Far From the Madding Crowd
Thomas Hardy, adapted by Jessica Swale
Watermill Theatre Company
Watermill Theatre Newbury
Jessica Swale’s vibrant adaption of Thomas Hardy’s Far From the Madding Crowd at the Watermill Theatre is a sheer delight.
Philip Engleheart’s resourceful set oozes the idyllic rural county of Hardy’s fictional Wessex with moving trucks that merge seamlessly with the Watermill’s interior and is beautifully lit by James Whiteside.
From the moment the exuberant actors/musicians burst onto the stage with a jaunty rustic folk song, you know this is going to be a very different reworking of the classic novel.
Gina Beck gives a superb feisty performance as Bathsheba Everdene, a liberated, self-reliant woman who is determined to be an independent woman and manage her farm by herself.
Simon Bubb is wonderfully impressive as the steadfast reliable shepherd Gabriel Oak, who is saved by Bathsheba from a fire in a barn which results in an unrequited romance develops between them, but she moves away when she inherits her uncle’s farm.
Gabriel falls into hard times when his flock fall over a cliff and he is forced to sell everything and seek employment, which he eventually finds with Bathsheba.
Introverted farmer Boldwood (Matthew Douglas) is a suitor for Bathsheba and is encouraged to pursue her when she sends him a Valentine's card in jest stamped “marry me” but it is Sergeant Troy (Sam Swainsbury) who wins her heart despite being a callous scoundrel.
Troy was really in love with the hapless deserted Fanny (Lisa Kerr) who also doubles as young farm worker Cainy.
There is superb support from both the stammering Joseph (Ed Thorpe) who is trying to propose to Mary Ann, delightfully played by Emma Jerrold, who is desperate to be married to anyone. Although it may take Joseph some time to get his words out.
Alice Blundell plays the gossiping Liddy with relish, Ian Harris gives a strong performance as Jan and they both provide most of the beautiful musical accompaniment on violin, arranged and created by Catherine Jayes.

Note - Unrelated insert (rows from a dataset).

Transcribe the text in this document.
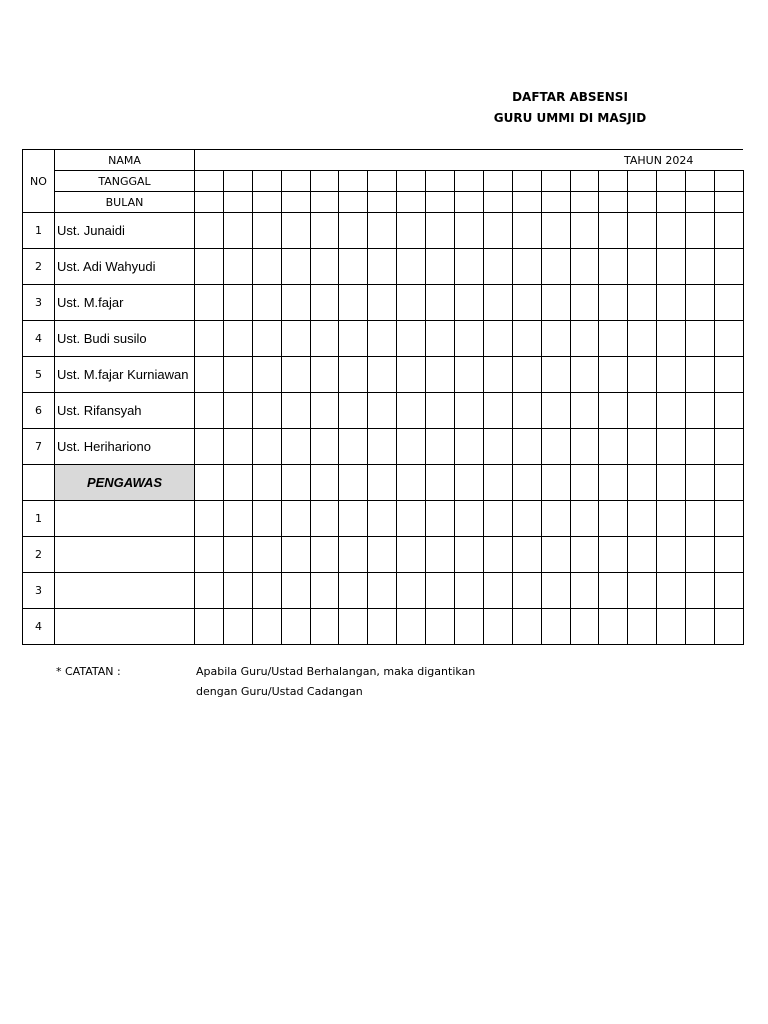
DAFTAR ABSENSI
GURU UMMI DI MASJID
NO	NAMA	TAHUN 2024																		
	TANGGAL																			
	BULAN																			
1	Ust. Junaidi																			
2	Ust. Adi Wahyudi																			
3	Ust. M.fajar																			
4	Ust. Budi susilo																			
5	Ust. M.fajar Kurniawan																			
6	Ust. Rifansyah																			
7	Ust. Herihariono																			
	PENGAWAS																			
1																				
2																				
3																				
4																				
* CATATAN :	Apabila Guru/Ustad Berhalangan, maka digantikan
dengan Guru/Ustad Cadangan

There are some wonderful, inventive moments in Jessica Swale’s skilfully directed production including touching sheep puppets that are totally believable, particularly when a new lamb is born and the problem with curing sheep bloat.
Harvesting the wheat by scything rush matting is ingenious and collecting the swarm of bees is hilarious and all adds to this glorious production.
This is an outstanding celebration of Hardy’s novel, lovingly brought to life by a multi-talented cast who well deserved the enthusiastic applause from a very appreciative audience and is highly recommended.